But experience tells us that it's not always easy to help. Individuals' good intentions go awry. Government programs sometimes produce unintended consequences that make things worse for the intended beneficiaries.
Consider what could be called the three H's: health care, housing and higher education.
Over the last generation and more, government has stepped in to help ordinary individuals and those with special problems on all three issues. The results have been, well, not as good as intended.
Take health care. Just about every health care expert from right to left believes that government's first real foray into the field has been counterproductive.
That was the decision, made during World War II, when defense contractors were looking desperately for workers but were barred from raising wages, that the cost of health insurance policies would be deductible for employers and not taxable to employees.

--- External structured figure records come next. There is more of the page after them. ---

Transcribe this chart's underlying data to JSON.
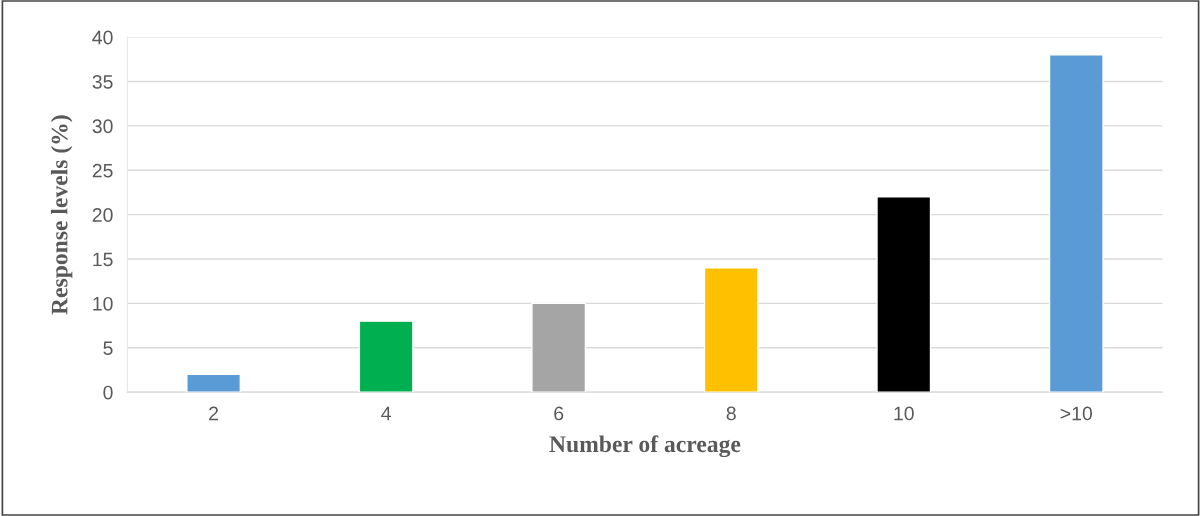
{
  "chart_data": {
    "type": "bar",
    "xlabel": "Number of acreage",
    "ylabel": "Response levels (%)",
    "categories": [
      "2",
      "4",
      "6",
      "8",
      "10",
      ">10"
    ],
    "values": [
      2,
      8,
      10,
      14,
      22,
      38
    ],
    "colors": [
      "#5b9bd5",
      "#00b050",
      "#a5a5a5",
      "#ffc000",
      "#000000",
      "#5b9bd5"
    ],
    "ylim": [
      0,
      40
    ],
    "yticks": [
      0,
      5,
      10,
      15,
      20,
      25,
      30,
      35,
      40
    ],
    "grid": "y"
  }
}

Seven decades later, that's still the law. People whose employers provide health insurance effectively pay less for it than people whose employers don't.
And those with employer-provided health insurance tend to be insulated from knowledge of the costs of treatment. That's one of the things pushing health care costs up more rapidly than inflation.
In contrast, prices of health care procedures not covered by insurance -- Lasik eye surgery, cosmetic surgery -- have been falling because of technological advance and free-market competition.
Government's efforts to help people -- military contractors and their employees -- created a mess.
Then there's housing. For more than two decades, government policies have tried to make it easier for modest-income people, especially racial minorities, to get mortgages to buy houses. Both the Clinton and Bush administrations pushed this hard.
They were aided and abetted by the government-sponsored entities Fannie Mae and Freddie Mac, whose willingness to buy up such mortgages and sell them to investors pushed literally trillions of dollars into the housing market.
But this housing bubble burst when prices unexpectedly dropped and Fannie's and Freddie's mortgage-backed securities suddenly became unsaleable. This was the proximate cause of the financial crisis of 2008 that sent the economy into recession and created the new normal of slow growth.